Aussi, lorsqu’au local de l’ECF à Paris en automne 2011, les soirées de l’Observatoire, animées par Agnès Aflalo, nous introduisent au texte passionnant de Catherine Lazarus-Matet sur « La crise du vivre ensemble 2», si actualisé ces derniers jours, nous frémissons de cette anticipation qui ne cesse pas. Je cite Catherine :

« Ce thème, vieux comme le monde, connaît actuellement une résurgence significative du malaise de notre époque à travers nombre de colloques et de publications. La formule du “vivre ensemble” est adoptée par tous pour alerter sur la crise de celui-ci. Comment recréer, en démocratie, du lien social dans un monde marchand, marqué par le chiffre, la jouissance du Un, la discrimination, l’intolérance, la crise économique, la perte du symbolique, l’indignation, la chute des puissants, le succès des discours extrémistes, etc. ? »

Son texte se termine par cette citation extraite de la conclusion du dernier Séminaire de Lacan paru en 2011, « … ou pire »,  où, comme elle le mentionne,

« il y a quarante ans, Lacan fait part de la face sombre de l’avenir : Le terme frère est sur tous les murs, Liberté, égalité, fraternité. Mais je vous le demande, au point de culture où nous en sommes, de qui sommes-nous frères ? (…) Puisqu’il faut bien tout de même ne pas vous peindre uniquement l’avenir en rose, sachez que ce qui monte, qu’on n’a pas encore vu jusqu’à ses dernières conséquences, et qui, lui, s’enracine dans le corps, dans la fraternité du corps, c’est le racisme. Vous n’avez pas fini d’en entendre parler.3»

Triste actualité, certes. Mais qui invite le psychanalyste, sans optimisme mais sans désespoir, à combattre toute forme d’obscurantisme, tel Voltaire décidé à « écraser l’infâme » (cité par BHL dans sa préface au « Philosophe ignorant »4), à ne pas reculer devant l’acte d’interpréter, de bien dire, d’écrire.

Relisons Voltaire :

« Vous me demandez à quoi bon tout ce sermon, si l’homme n’est pas libre ? D’abord, je ne vous ai point dit que l’homme n’est pas libre ; je vous ai dit que sa liberté consiste dans son pouvoir d’agir, et non pas dans le pouvoir chimérique de vouloir vouloir. » (Ignorance)
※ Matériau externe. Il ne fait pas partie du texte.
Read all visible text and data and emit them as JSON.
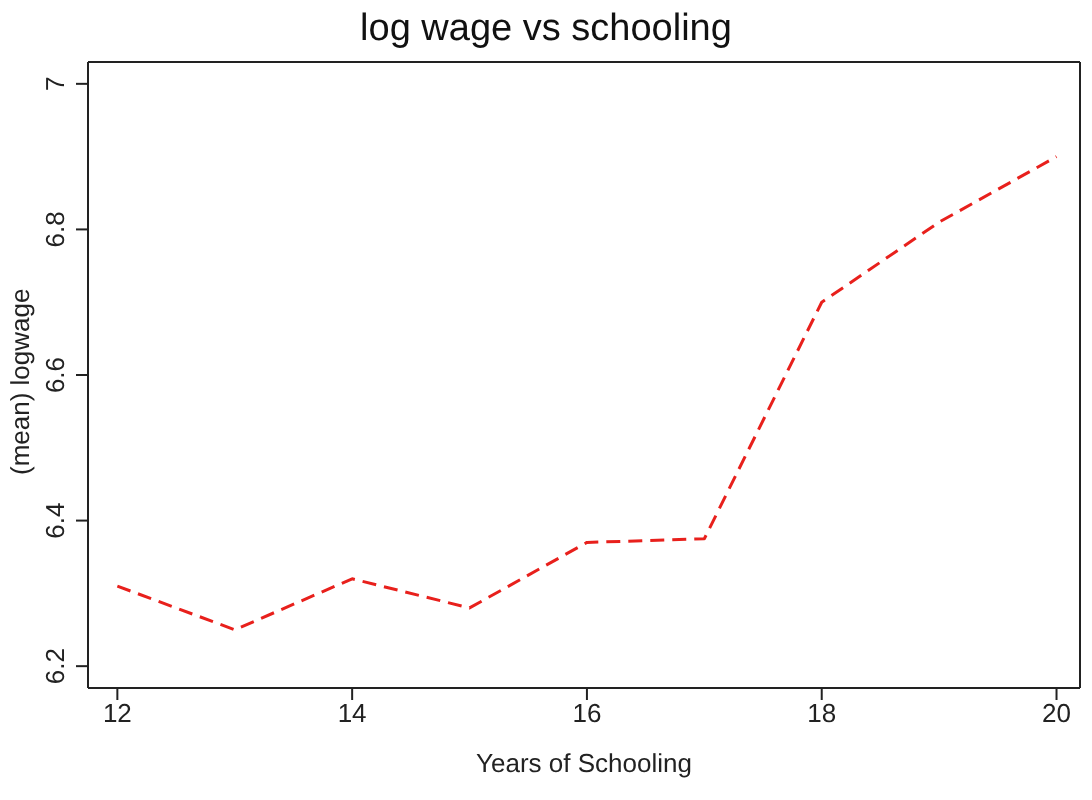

(Commencement de la raison) :

« Je vois qu’aujourd’hui, dans ce siècle qui est l’aurore de la raison, quelques têtes de cette hydre du fanatisme renaissent encore. Il paraît que leur poison est moins mortel, et leurs gueules moins dévorantes. Le sang n’a pas coulé pour la grâce versatile, comme il coula si longtemps pour les indulgences plénières qu’on vendait au marché ; mais le monstre subsiste encore : quiconque recherchera la vérité risquera d’être persécuté. Faut-il rester oisif dans les ténèbres ? Ou faut-il allumer un flambeau auquel l’envie et la calomnie rallumeront leurs torches ? Pour moi, je crois que la vérité ne doit pas plus se cacher devant ces monstres que l’on ne doit s’abstenir de prendre de la nourriture dans la crainte d’être empoisonné. 5» 

Enfin, lire Le cerveau de Voltaire6, pour rester malicieux, et éveillé.


1 Miller J.-A., Le théâtre secret de la pulsion, Le Point n° 2062, 22 mars 2012.

2 Lazarus-Matet Catherine, Un syntagme contemporain : la crise du “vivre ensemble”, consultable sur le site de l’ECF, novembre 2011.

3 Lacan J., Le Séminaire, livre XIX, …ou pire, Seuil, Paris, 2011, p. 235.

4 Voltaire, Le philosophe ignorant, Livre de poche, biblo essais, n° 31448.

5 Ibid., p. 114 et p. 119.

6 Nouchi Franck, Le cerveau de Voltaire, Gallimard, Paris, 2012.